Binti 2.
Nnedi Okorafor.
Reseña de: Santiago Gª Soláns.
Crononauta. Sevilla, 2018. Título original: Binti Home. Traducción: Carla Bataller Estruch. 195 páginas.
En esta segunda entrega de la trilogía Okorafor ofrece una nueva etapa en el crecimiento de Binti, una joven con una prodigiosa mente matemática destinada a convertirse en una armonizadora. En cada entrega la protagonista avanza hacia un nuevo estado, despojándose de algo del anterior y adquiriendo nuevos dones para alcanzar su verdadera naturaleza. No es esta precisamente una novela de acción, sino de reflexión sobre los prejuicios y la naturaleza humana. Una novela que, mediante lo alienígena, pone un espejo ante el lector para que contemple sus propias contradicciones y se enfrente a ellas. Y vaya si lo consigue.
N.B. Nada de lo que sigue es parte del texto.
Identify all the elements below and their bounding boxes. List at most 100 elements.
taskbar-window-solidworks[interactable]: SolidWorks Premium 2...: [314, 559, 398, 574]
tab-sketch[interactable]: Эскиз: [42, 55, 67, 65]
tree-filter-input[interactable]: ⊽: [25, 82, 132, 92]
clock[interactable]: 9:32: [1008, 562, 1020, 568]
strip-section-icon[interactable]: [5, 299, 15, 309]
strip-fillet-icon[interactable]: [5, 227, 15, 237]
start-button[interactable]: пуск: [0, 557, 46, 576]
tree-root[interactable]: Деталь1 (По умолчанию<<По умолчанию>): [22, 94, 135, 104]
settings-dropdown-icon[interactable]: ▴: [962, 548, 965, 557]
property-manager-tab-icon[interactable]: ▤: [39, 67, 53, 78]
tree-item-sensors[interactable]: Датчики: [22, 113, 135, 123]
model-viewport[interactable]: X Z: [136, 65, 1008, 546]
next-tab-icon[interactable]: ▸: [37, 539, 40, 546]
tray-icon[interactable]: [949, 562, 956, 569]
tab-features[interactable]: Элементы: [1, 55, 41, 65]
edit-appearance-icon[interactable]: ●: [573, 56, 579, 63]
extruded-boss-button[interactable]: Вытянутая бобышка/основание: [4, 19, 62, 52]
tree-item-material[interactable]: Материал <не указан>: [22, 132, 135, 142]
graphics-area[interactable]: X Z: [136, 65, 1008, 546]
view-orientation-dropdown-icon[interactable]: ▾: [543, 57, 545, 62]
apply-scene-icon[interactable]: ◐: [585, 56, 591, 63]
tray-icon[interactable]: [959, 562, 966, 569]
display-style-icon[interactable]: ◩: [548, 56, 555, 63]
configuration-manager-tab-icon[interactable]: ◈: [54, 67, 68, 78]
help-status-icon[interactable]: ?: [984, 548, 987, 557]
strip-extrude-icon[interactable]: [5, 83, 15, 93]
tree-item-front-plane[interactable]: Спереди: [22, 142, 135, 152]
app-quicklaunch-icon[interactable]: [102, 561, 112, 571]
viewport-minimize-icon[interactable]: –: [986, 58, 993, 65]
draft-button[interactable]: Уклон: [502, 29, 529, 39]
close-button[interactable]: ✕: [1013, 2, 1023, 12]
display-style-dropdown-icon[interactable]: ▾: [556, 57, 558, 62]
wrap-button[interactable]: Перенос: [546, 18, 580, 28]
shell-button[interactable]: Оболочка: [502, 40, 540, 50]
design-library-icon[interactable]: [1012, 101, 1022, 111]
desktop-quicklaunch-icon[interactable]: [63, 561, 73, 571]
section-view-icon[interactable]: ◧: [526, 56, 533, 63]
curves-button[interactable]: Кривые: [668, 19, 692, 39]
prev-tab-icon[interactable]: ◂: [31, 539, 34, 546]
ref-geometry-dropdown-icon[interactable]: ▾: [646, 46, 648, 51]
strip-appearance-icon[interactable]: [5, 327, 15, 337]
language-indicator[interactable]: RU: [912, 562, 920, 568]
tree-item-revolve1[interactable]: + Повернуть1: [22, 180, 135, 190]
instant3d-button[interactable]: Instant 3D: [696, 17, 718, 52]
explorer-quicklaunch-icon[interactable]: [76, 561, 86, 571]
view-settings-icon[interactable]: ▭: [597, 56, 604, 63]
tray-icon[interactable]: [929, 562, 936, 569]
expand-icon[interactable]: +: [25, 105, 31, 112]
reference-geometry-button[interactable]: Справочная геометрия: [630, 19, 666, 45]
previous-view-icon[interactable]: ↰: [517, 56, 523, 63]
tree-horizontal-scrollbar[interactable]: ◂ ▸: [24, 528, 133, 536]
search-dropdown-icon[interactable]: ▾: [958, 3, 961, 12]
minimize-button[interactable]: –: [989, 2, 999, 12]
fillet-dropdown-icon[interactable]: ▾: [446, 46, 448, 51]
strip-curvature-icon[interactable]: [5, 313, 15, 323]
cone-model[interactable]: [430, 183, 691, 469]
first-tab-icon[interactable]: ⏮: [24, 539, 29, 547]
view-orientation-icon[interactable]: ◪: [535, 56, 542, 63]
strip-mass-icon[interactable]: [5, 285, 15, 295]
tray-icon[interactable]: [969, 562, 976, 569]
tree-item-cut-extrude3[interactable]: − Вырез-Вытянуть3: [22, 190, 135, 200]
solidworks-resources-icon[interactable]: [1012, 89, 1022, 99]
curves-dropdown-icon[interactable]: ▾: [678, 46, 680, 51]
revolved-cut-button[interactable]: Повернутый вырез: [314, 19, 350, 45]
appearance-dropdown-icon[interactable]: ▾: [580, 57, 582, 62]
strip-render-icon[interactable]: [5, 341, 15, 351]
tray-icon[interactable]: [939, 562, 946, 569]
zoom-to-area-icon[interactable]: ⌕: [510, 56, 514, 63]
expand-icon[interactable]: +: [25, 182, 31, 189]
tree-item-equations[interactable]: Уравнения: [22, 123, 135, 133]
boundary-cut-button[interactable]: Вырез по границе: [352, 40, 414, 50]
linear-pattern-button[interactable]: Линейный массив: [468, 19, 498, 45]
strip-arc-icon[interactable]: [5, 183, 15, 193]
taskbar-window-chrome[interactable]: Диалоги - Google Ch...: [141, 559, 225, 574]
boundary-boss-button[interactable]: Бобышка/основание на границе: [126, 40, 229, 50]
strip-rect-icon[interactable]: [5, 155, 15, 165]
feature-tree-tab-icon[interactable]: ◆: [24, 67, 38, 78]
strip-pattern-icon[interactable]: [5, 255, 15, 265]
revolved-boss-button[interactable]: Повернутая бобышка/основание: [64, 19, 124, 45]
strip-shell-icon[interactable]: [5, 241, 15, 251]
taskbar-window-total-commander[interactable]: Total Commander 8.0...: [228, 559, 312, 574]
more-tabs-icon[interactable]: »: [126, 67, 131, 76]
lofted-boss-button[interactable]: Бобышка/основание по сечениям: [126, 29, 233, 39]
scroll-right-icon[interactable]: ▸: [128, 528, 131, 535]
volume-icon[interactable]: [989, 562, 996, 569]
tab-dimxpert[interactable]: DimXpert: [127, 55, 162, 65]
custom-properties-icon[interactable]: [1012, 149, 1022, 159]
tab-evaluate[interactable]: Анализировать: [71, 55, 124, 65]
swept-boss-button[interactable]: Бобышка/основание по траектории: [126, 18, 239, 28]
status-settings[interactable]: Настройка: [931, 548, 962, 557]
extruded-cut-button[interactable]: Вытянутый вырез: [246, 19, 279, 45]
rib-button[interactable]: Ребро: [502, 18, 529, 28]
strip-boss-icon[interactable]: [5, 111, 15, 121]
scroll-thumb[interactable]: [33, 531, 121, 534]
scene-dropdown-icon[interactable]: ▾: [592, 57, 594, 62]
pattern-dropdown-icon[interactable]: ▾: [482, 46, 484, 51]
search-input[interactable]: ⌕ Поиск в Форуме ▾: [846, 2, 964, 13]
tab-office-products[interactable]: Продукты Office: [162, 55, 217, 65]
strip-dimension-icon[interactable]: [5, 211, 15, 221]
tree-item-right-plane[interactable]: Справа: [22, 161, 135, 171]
La identidad cultural, el desarraigo, el racismo, la desconfianza ante el desconocido, los resentimientos a los que no se da salida, las ideas preconcebidas tan interiorizadas que ya ni se cuestionan, el peso de la tradición y la necesidad de integrarla con los avances tecnológicos… Mucho para una novela que se hace tan corta —y sí, aunque esta reseña no va a contener especiales destripes de Binti: Hogar, si es muy posible que haya alguno de su predecesora, así que cuidado para quien no haya leído aquella—.